Don't get me wrong--I wasn't contrasting Eastern Orthodoxy and Catholicism. Both are as "interior" as one is capable of going. It's just a matter of outward emphasis.
Leave it to Dilys...
What she said:
http://goodandhappy.typepad.com/g_as_in_good_h_as_in_happ/2006/06/we_must_not_des.html
Thanks for the clarification, Bob.
My worry is that some, approaching Christianity from a different tradition, project their personal wants on it, rather than just letting it be itself. Which causes them to miss out in some ways.
An example of this in a small way was the biggish influx of Evangelical Protestant ministers into Catholicism from ca. 1985-95. Many of them went right into apologetics and teaching without missing a beat, but sometimes without taking the time needed to develop the *sensus Catholicus* they should have had before hitting the speaking circuit.
Some, in fact, went completely off the rails because they never lost the habit of private judgment.

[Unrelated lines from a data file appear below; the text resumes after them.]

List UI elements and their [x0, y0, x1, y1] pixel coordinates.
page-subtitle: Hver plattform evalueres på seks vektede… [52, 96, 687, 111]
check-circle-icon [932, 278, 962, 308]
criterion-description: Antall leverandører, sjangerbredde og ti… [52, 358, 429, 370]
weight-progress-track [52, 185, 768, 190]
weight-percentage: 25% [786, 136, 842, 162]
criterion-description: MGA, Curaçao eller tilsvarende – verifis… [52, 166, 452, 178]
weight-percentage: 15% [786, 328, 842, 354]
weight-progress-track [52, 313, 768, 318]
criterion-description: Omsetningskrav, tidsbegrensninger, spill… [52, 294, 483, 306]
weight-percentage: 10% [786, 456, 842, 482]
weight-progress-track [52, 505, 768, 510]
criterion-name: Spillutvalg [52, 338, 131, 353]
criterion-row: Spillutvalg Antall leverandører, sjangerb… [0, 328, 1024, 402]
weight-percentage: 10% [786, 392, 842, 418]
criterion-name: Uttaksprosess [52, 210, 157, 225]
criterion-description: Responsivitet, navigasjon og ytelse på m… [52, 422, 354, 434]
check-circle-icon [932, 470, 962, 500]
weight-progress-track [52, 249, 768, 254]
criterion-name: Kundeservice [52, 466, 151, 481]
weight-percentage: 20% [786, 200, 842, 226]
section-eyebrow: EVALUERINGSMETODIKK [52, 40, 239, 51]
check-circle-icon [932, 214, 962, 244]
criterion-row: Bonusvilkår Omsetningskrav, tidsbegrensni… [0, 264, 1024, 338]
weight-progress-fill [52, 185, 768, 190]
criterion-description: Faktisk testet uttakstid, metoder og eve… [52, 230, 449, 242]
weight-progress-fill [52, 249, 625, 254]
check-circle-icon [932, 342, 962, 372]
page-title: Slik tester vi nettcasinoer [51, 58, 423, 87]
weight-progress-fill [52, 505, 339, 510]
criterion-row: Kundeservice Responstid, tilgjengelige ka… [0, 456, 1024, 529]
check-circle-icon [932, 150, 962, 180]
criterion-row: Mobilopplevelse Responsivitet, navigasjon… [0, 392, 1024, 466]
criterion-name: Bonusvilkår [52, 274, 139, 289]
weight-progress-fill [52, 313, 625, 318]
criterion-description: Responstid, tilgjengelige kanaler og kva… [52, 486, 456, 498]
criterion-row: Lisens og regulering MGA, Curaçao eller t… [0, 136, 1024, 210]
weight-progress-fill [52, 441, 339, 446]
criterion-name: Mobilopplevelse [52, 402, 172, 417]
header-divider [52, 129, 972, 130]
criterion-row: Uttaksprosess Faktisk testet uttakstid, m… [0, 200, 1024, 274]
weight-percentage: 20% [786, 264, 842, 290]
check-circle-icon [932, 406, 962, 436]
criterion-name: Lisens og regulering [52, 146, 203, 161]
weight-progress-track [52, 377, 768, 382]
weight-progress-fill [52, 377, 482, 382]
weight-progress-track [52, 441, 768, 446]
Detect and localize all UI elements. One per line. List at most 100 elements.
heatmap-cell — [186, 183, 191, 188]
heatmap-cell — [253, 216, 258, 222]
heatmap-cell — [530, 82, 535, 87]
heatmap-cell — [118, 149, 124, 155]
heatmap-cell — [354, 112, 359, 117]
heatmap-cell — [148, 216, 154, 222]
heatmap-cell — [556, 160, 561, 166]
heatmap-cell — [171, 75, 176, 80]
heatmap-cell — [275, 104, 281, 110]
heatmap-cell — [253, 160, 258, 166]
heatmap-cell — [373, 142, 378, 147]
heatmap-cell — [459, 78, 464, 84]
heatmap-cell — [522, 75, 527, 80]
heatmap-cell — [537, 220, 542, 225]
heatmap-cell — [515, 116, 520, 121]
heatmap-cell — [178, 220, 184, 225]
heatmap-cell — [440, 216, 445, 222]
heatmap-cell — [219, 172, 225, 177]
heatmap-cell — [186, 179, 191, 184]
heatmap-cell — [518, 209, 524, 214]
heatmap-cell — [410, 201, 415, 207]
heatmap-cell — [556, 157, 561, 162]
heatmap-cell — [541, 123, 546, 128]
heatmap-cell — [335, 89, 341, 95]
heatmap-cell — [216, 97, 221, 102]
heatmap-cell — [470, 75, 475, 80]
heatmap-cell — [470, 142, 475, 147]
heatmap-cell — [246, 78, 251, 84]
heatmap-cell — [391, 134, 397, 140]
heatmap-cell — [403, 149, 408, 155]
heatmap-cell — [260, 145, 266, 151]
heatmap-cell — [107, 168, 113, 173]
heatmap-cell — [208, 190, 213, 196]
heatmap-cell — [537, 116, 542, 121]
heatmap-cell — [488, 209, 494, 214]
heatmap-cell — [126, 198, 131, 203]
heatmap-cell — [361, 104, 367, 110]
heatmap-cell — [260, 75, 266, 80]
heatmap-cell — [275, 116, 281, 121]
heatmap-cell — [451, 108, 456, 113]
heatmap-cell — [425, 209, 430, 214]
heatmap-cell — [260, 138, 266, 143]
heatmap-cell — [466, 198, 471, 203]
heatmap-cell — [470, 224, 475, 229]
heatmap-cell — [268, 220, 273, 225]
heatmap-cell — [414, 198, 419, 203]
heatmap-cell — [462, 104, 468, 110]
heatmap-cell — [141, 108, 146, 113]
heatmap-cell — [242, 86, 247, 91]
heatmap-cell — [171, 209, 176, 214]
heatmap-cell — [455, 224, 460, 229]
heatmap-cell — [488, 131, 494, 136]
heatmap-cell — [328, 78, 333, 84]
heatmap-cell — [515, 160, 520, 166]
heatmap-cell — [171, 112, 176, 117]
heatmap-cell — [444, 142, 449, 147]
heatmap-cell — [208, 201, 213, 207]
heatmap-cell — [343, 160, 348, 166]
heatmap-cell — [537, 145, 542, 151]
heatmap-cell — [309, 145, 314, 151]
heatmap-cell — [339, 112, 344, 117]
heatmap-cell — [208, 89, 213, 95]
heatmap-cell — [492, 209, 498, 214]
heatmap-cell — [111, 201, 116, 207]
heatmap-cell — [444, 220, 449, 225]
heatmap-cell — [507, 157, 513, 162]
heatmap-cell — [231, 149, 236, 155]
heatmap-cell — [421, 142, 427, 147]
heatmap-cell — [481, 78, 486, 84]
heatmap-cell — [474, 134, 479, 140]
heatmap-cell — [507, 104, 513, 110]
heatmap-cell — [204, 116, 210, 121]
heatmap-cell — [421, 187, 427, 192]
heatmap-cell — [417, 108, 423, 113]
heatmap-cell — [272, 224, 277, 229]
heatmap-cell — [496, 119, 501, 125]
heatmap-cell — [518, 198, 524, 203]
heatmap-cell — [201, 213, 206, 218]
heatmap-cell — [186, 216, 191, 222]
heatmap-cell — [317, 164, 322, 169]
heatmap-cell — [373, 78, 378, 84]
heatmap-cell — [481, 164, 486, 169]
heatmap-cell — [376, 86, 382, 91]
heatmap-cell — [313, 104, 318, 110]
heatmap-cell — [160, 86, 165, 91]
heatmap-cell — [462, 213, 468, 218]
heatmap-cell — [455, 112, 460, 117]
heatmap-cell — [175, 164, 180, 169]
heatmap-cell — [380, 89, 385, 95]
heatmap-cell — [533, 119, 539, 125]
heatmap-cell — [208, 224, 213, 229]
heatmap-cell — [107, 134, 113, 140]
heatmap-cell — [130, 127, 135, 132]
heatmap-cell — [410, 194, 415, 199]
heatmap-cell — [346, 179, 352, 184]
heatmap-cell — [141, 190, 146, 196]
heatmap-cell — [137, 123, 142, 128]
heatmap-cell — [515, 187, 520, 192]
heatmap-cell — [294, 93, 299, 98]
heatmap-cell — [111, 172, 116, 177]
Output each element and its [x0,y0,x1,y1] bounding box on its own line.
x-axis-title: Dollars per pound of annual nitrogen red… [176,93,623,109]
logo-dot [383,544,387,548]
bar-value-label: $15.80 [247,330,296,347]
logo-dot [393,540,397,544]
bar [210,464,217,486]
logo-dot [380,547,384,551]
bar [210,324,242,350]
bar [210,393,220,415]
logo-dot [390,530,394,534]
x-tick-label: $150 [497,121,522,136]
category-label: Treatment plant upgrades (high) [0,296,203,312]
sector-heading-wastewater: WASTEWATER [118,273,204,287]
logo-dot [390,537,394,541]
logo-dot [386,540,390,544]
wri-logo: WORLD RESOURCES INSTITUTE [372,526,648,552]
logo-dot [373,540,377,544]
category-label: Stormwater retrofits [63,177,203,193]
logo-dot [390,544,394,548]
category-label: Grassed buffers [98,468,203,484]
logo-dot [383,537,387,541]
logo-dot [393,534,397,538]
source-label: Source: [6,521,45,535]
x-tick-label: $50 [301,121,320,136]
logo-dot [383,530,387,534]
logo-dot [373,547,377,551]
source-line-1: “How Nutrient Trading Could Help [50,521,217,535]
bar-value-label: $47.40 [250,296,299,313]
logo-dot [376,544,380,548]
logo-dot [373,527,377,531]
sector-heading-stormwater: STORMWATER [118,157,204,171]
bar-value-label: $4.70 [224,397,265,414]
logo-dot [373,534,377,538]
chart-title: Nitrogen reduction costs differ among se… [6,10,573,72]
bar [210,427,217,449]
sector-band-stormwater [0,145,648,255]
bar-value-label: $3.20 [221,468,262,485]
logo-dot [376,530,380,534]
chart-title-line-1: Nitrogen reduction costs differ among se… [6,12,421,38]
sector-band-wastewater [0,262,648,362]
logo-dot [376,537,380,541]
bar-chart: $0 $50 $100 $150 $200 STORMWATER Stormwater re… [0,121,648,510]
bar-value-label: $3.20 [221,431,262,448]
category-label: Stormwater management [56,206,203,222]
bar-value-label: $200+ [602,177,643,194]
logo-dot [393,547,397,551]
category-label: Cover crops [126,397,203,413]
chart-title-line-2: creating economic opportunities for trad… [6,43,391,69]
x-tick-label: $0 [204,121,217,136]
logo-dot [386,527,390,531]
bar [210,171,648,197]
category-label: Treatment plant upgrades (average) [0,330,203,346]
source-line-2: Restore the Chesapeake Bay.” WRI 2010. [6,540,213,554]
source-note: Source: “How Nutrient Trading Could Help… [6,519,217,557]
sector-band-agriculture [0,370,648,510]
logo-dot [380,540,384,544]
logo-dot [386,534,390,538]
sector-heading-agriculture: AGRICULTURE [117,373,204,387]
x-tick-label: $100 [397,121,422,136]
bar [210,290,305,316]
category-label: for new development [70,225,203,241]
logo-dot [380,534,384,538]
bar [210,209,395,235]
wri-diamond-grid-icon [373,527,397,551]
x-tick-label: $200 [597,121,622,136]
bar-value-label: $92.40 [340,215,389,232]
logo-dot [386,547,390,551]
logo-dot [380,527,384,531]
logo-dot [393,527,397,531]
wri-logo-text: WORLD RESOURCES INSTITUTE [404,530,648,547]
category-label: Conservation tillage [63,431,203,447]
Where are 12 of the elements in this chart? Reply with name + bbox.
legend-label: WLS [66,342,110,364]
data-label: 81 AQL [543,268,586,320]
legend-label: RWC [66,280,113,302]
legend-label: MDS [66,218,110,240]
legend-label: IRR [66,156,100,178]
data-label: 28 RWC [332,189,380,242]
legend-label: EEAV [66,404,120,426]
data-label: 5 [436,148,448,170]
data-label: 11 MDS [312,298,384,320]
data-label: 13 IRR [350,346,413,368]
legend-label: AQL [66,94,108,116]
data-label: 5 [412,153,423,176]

I have no doubt that they all loved the Church - but there was a clear undertone of wishing it could be more like their former homes.
alan -
imho, the genius of the church is that it can accomodate anyone, from the simplest to the most complex. Now, sadly, the match of personality to spiritual practice isn't always made and some fall through the cracks, but the potential is there.
Philomathean, I like how your mind works.
Bob-- Interesting remark about good and bad vibrations. It certainly helps to explain the power of visual and aural forms of religious communication. I once commissioned a Greek Orthodox iconographer to write (that's the word they use; not "paint" or "draw") an icon of St. Michael the Archangel as a gift for a friend. She explained to me that every step in making the icon is accompanied by prayer: selecting the wood, preparing it by sanding it until it is as smooth as possible, preparing the pigments and the gold leaf, outlining the figure of the saint, applying the glazes, etc. When I saw the finished icon, I could tell that it was a work of prayer as well as art-- it was radiant with spiritual power as well as color.
In terms of music, I keep thinking of Bach's custom of writing shorthand Latin invocations ("JJ" for Jesu, juva or "Jesus, help", and "SDG" for soli Deo gloria, "To God alone be glory") in the margins of his music manuscripts.
Thank you for the good vibrations in today's post.